Construction began on 31 July 1664. No dome was built over the central section because in January 1668 one of the major piers collapsed. Because two other pillars collapsed thereafter, the fourth pillar also had to be pulled down. Works restarted with more solid material and the building was roofed by the end of 1670. The community inaugurated the new abbey church on 11 July, 1672, the feast of St. Norbert. The solemn consecration was not celebrated until 19 June, 1681. Van den Eynde also produced the church's sculptures.

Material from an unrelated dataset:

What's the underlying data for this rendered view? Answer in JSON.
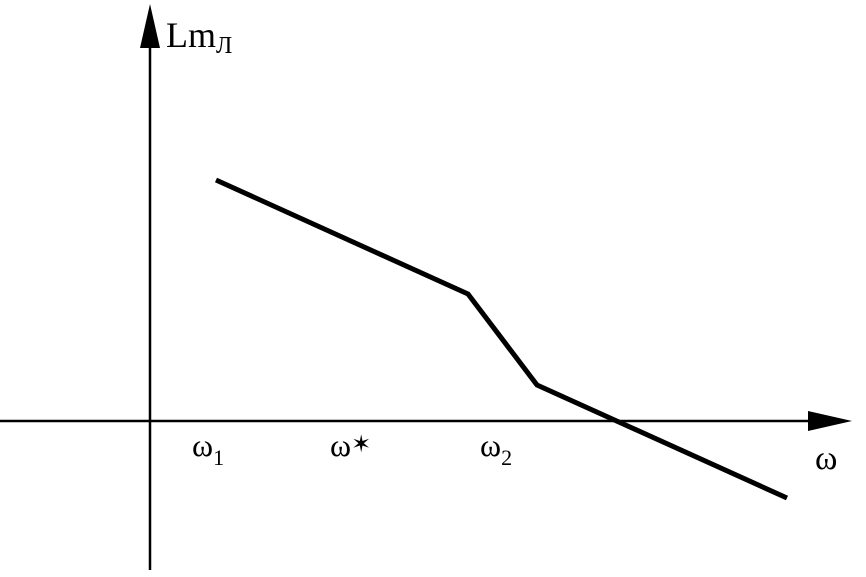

The ground plan of the Averbode Abbey church combined a centralized cruciform space to the west for the laity with a deep choir, necessary for Norbertine choral services. The treatment of space was more emphatic in Averbode Abbey's church than in other Norbertine abbey churches, on account of the happy combination of a radial plan with a very long and axially accentuated choir. The design combined Gothic structural forms, such as ribbed vaults, with Renaissance ornamental details. The church is considered a peculiar synthesis of Baroque and Gothic.